In research supported by the National Institutes of Health, my colleagues and I have shown that ten weeks of yoga practice markedly reduced the PTSD symptoms of patients who had failed to respond to any medication or to any other treatment.


Mindfulness


At the core of recovery is self-awareness. The most important phrases in trauma therapy are “Notice that” and “What happens next?”


Allow your mind to focus on your sensations and notice how, in contrast to the timeless, ever-present experience of trauma, physical sensations are transient and respond to slight shifts in body position, changes in breathing, and shifts in thinking. Once you pay attention to your physical sensations, the next step is to label them, as in “When I feel anxious, I feel a crushing sensation in my chest.” "Focus on that sensation and see how it changes when you take a deep breath out, or when you tap your chest just below your collarbone, or when you allow yourself to cry.”
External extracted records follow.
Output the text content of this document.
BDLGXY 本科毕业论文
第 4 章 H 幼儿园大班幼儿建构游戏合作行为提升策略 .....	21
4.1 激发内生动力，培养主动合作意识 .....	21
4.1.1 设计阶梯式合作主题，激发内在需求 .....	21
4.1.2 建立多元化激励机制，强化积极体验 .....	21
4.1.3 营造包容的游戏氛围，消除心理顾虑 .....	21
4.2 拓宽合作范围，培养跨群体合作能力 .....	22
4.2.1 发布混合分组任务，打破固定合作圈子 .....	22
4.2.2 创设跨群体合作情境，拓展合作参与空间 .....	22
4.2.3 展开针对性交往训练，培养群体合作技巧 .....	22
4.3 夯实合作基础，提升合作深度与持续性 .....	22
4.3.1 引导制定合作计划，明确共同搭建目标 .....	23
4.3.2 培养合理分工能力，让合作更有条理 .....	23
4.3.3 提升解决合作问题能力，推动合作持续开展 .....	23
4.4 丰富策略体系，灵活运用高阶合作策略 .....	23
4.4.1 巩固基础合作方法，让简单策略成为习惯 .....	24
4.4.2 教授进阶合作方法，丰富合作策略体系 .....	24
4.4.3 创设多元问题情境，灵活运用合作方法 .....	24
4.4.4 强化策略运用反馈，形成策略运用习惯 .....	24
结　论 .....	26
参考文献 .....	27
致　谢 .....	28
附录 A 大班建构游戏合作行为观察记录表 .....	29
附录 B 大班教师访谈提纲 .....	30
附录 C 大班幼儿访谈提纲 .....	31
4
Practising mindfulness calms down the sympathetic nervous system so that you are less likely to be thrown into fight-or-flight.



Relationships


Study after study shows that having a good support network constitutes the single most powerful protection against becoming traumatized


After an acute trauma, like an assault, accident, or natural disaster, survivors require the presence of familiar people, faces, and voices; physical contact; food; shelter and a safe place; and time to sleep.


Community


Finding a responsive community in which to tell your truth makes recovery possible


When we play together, we feel physically attuned and experience a sense of connection and joy. Improvisation exercises also are a marvellous way to help people connect in joy and exploration. The moment you see a group of grim-faced people break out in a giggle, you know that the spell of misery has broken.


Touch


However, the most natural way that we humans calm down our distress is by being touched, hugged, and rocked. This helps with excessive arousal and makes us feel intact, safe, protected, and in charge


Taking Action


People who actively do something to deal with a disaster—rescuing loved ones or strangers, transporting people to a hospital, being part of a medical team, pitching tents or cooking meals—utilize their stress hormones for their proper purpose and therefore are at much lower risk of becoming traumatized.


Being traumatized is not just an issue of being stuck in the past; it is just as much a problem of not being fully alive in the present.